Entreprise

ANALYSE

Ça y est! La Réserve fédérale a agi comme prévu par les analystes de marché, en resserrant au point près ses taux d'intérêt à court terme. Un «non event», selon les observateurs américains, mais dont l'attente a constitué un frein important au déploiement de toute stratégie boursière ces dernières semaines. Or, les opérateurs sont maintenant confrontés à la période traditionnellement creuse des vacances d'été. Et l'on sait pour la suite que, pour mesurée qu'elle sera, la hausse des taux de référence se poursuivra aux Etats-Unis. Avec l'incidence que l'on peut imaginer sur nos économies.

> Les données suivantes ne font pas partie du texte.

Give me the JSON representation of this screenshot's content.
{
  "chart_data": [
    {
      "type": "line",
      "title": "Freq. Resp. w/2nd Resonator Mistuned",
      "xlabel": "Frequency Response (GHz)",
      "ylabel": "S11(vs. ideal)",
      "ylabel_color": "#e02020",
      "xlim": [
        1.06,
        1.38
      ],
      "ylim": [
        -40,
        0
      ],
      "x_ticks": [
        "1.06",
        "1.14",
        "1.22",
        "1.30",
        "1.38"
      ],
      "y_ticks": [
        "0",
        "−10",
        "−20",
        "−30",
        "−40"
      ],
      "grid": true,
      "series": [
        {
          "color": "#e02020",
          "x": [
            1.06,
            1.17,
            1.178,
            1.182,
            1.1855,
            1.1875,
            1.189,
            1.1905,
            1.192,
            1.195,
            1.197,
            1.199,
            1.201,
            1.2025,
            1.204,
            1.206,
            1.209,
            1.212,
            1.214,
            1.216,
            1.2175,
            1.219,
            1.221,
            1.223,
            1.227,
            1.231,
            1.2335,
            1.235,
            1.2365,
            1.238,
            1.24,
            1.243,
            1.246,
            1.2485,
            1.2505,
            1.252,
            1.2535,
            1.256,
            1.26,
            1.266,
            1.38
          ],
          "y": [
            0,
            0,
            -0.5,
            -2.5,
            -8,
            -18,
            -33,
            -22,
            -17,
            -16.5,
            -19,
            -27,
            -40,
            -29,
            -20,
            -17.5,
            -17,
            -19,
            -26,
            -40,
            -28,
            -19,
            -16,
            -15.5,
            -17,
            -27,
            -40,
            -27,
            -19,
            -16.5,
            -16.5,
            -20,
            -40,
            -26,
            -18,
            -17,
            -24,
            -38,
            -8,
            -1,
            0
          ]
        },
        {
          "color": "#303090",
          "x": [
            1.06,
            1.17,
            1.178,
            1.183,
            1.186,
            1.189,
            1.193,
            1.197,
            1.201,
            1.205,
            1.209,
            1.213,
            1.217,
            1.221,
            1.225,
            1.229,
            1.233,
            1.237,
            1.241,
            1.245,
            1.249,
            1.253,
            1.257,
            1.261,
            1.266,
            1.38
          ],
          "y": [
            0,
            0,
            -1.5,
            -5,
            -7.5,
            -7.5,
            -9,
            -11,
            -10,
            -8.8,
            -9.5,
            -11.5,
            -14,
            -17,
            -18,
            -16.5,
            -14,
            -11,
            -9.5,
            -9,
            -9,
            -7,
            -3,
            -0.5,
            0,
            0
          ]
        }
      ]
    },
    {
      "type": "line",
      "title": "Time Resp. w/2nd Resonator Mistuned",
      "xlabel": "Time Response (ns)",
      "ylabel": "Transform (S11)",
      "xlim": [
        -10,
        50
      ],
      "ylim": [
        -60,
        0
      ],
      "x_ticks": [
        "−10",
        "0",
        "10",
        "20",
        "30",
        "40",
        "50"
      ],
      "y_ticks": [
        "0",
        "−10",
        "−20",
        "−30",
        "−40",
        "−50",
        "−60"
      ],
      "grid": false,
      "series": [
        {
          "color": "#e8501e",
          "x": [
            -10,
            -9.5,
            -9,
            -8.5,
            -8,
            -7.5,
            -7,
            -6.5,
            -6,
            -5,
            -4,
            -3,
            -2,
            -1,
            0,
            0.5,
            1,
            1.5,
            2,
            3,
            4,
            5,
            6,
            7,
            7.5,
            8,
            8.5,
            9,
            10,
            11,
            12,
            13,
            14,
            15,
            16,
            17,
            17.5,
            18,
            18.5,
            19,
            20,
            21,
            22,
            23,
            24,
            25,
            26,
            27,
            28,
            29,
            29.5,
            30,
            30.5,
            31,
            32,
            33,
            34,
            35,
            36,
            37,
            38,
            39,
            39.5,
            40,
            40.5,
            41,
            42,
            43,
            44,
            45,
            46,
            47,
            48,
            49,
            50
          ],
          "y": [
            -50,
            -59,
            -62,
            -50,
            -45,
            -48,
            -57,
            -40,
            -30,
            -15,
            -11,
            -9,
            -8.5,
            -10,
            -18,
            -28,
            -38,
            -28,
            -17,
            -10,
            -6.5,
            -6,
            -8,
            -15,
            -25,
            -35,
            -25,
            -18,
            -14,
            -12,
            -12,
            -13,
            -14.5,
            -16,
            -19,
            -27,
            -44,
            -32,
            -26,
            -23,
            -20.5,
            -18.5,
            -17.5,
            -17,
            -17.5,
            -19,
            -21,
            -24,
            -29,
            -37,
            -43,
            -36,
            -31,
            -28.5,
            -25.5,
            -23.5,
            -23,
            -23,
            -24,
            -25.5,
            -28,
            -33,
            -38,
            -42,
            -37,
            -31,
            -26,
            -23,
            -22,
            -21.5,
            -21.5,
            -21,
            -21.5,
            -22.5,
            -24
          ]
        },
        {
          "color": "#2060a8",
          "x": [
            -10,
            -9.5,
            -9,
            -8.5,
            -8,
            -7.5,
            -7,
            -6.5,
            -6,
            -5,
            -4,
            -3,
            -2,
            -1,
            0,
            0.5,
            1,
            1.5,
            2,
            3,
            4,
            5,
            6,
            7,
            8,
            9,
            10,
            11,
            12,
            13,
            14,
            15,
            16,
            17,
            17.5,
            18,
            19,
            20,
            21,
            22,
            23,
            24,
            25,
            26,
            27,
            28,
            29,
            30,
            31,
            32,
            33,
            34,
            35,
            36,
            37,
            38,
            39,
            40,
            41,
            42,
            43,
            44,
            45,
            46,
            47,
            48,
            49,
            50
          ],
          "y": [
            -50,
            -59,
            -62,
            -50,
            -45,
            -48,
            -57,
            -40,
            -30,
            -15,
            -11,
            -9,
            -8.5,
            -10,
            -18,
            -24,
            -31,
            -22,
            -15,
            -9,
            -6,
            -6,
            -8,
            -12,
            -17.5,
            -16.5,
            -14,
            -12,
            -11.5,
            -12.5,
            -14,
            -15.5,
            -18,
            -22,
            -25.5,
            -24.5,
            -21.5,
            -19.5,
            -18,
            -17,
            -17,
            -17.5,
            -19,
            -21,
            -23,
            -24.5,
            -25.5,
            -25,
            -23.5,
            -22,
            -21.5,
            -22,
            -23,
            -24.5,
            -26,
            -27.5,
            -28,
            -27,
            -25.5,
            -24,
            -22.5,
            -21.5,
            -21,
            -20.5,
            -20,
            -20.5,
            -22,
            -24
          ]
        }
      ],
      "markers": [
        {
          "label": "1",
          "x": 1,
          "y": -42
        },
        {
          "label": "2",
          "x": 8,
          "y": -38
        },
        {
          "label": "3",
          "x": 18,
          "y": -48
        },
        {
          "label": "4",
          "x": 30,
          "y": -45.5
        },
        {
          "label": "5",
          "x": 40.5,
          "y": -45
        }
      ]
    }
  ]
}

Des marchés boursiers au point mort pour les mois à venir? Il y aura évidemment les bonnes nouvelles annoncées isolément par les entreprises. Mais globalement, le raffermissement conjoncturel est déjà inscrit dans les cours. Du sang neuf? Rien ne filtre à propos d'éventuels dossiers en cours de traitement, malgré les sous-entendus et les sourires en coin des banquiers d'affaires. Et à Bruxelles, l'introduction de Belgacom laisse jusque-là un goût amer dans la bouche des amateurs de sensations boursières. On imagine bien une première tentative sur ce marché libre en voie de démarrage chez nous. Mais on parle là d'un tout autre niveau financier.

ENTRER OU... SORTIR?

Et puis, introduire une société en Bourse est souvent une question d'opportunité. Pour les uns, elle signifie l'ouverture d'une porte fiscale intéressante en matière de transmission de patrimoine. Pour d'autres, elle est l'occasion de vendre à un prix élevé une entreprise qui ne suscite pas l'enthousiasme des capitalistes professionnels. Pour d'autres, enfin, il y a là l'occasion de récolter du capital à d'excellentes conditions, afin de développer un projet entrepreneurial qui n'est pas exempt d'un certain risque. L'avantage de cette procédure est aussi la notoriété qui suit une introduction en Bourse. On pourrait aussi évoquer l'intérêt des plans de stock options, mais dans certaines circonstances, ces opérations peuvent se payer par un désintérêt du public et par une sous-évaluation des cours de Bourse. Parmi les désavantages, les hommes d'affaires retiennent surtout les obligations de transparence financière et, bien entendu, les coûts élevés de cette présence. C'est le principe qu'ont mis en avant les actuels actionnaires de référence du petit groupe BMT, oublié de la plupart des investisseurs en Bourse de Bruxelles, pour justifier leur volonté de quitter le marché pour la quiétude du privé. Ce que les professionnels nomment le «go private».

POURQUOI PARTAGER?

Une suite logique dans l'évolution d'une «micro-capitalisation» boursière? La conduite des affaires de l'entreprise qui n'est pas un poids plume avec 2620 personnes employées en Belgique et... ailleurs. Les délocalisations récentes d'activité, et la cession programmée d'une partie des activités métalliques au management (annoncée le 21 juin dernier) accréditent d'ailleurs la thèse de l'opportunisme financier de la famille fondatrice qui tente de récupérer la totalité du capital. Le poids des récents mouvements stratégiques, une fois absorbé, fera place à des bénéfices qui ne remonteront dans les comptes et les poches des actionnaires de la société faîtière que lorsque la société aura déserté le Parquet bruxellois. Où elle évoluait, discrètement, mais sans baisse d'activité de marché, depuis plus d'un siècle.

Le prix de l'OPA est défini. Ce sera le même que celui payé à la GIMV pour sa participation en BMT. Y aura-t-il une fronde de minoritaires basée sur le «manque à bénéficier» des récentes délocalisations? Il est trop tôt pour l'imaginer de manière précise. Mais on sait que notre marché doit aujourd'hui tenir compte de la présence insistante de spécialistes de la défense des intérêts minoritaires. Et qui ne manqueront pas de s'interroger sur la validité de cette offre et sur la qualité de la valorisation des actifs. Ils seront aussi présents sur d'autres dossiers qui se présenteront en Bourse de Bruxelles. La cote compte, en effet, bon nombre de ces petites capitalisations maintenues en l'état pour des raisons obscures. Dans un autre contexte, Deminor, pour citer ce régulateur de la place, s'attend d'ailleurs à une réponse rapide de la part de la société Picanol, sommée récemment de convoquer une assemblée extraordinaire de ses actionnaires afin de tirer au clair des manoeuvres capitalistiques contraires aux intérêts des petits actionnaires de l'entreprise.